The full-scale in situ system test (FISST) at the Onkalo underground characterisation facility near Olkiluoto has proceeded to the concreting phase in the construction of the end plug for the deposition tunnel, Finnish waste management company Posiva has announced.
The test ensures the functionality of storing nuclear fuel assemblies packed in the copper-steel canisters in tunnels drilled into rocks, as well as backfilling the tunnels with bentonite clay and sealing them with reinforced concrete plugs. The test involves the placement – within a 50-meter tunnel some 420m underground – of two test canisters containing heating elements to simulate the residual heat of used fuel. Conditions within the tunnel will be monitored using about 500 sensors. The test monitoring phase will continue for several years.
The canisters and the buffers were installed in the deposition test holes in the summer of 2018 and the backfilling of the tunnel with blocks and pellets started at the end of the summer. Tunnel backfilling was completed in early December.
Posiva said that the concreting phase in the construction of the end plug for the deposition tunnel was carried out on 3 May. A total of 130 cubic metres of concrete was poured to form the plug.
“We are talking about the largest continuous casting operation ever in Onkalo,” said R&D Coordinator Johanna Hansen. “Concreting work started at seven in the morning and was completed at seven in the evening on the same day. Once the formwork built for the concreting of the plug is removed, the surface of the plug will be the only visible part remaining from the FISST test.”
Once the FISST test is completed, Posiva will conduct an integrated systems test, which will see final disposal operations tested without actual used nuclear fuel. The test will provide more information concerning the functionality of the various phases of the final disposal process.

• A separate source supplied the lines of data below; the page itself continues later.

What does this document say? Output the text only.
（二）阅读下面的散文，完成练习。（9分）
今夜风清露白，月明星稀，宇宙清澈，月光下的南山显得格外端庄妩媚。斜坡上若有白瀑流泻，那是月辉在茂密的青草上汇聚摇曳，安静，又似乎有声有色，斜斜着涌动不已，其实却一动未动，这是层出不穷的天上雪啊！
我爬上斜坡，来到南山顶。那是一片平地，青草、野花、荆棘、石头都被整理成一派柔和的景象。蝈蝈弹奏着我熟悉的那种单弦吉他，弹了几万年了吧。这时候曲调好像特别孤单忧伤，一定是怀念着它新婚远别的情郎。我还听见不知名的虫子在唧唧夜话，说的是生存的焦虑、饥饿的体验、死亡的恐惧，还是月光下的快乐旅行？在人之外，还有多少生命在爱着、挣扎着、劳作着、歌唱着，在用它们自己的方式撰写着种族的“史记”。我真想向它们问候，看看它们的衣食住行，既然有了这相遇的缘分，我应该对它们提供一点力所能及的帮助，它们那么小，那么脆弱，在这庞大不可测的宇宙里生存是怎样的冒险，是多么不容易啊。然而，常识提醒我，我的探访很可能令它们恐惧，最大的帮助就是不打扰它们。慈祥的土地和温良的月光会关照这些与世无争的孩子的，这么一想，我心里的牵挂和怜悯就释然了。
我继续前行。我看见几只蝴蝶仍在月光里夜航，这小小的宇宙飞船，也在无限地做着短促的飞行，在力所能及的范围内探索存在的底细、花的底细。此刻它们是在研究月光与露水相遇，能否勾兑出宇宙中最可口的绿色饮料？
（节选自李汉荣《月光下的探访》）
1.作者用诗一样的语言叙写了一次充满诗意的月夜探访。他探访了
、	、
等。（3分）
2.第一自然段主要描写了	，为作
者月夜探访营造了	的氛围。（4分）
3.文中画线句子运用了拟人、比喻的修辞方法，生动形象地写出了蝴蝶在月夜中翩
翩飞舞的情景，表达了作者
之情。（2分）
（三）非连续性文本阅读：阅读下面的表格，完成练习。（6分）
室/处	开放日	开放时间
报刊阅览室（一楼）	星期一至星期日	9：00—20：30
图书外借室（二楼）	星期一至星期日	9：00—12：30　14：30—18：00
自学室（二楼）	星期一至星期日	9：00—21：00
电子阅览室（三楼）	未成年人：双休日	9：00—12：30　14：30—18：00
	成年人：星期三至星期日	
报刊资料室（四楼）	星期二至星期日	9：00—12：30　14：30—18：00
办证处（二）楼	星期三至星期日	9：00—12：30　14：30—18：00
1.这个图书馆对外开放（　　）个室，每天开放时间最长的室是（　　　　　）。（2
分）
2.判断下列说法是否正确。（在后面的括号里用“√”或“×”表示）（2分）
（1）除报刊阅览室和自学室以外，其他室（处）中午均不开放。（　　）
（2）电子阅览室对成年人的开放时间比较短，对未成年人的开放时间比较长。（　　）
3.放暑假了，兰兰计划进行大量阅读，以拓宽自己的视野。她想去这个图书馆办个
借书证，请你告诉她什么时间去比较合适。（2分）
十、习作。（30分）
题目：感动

The site for Posiva’s repository at Eurajoki near Olkiluoto was selected in 2000. The Finnish parliament approved the decision-in-principle on the repository project the following year. Posiva – jointly owned by Finnish nuclear utilities Fortum and Teollisuuden Voima Oyj – submitted its construction licence application to the Ministry of Employment and the Economy in December 2013. Posiva studied the rock at Olkiluoto and prepared its licence application using results from the Onkalo underground laboratory, which would be expanded to form the basis of the repository. The government granted a construction licence for the project in November 2015. Construction work on the repository started a year later. Posiva is still required to obtain a separate operating licence for the facility. Operation of the repository is expected to begin in 2023.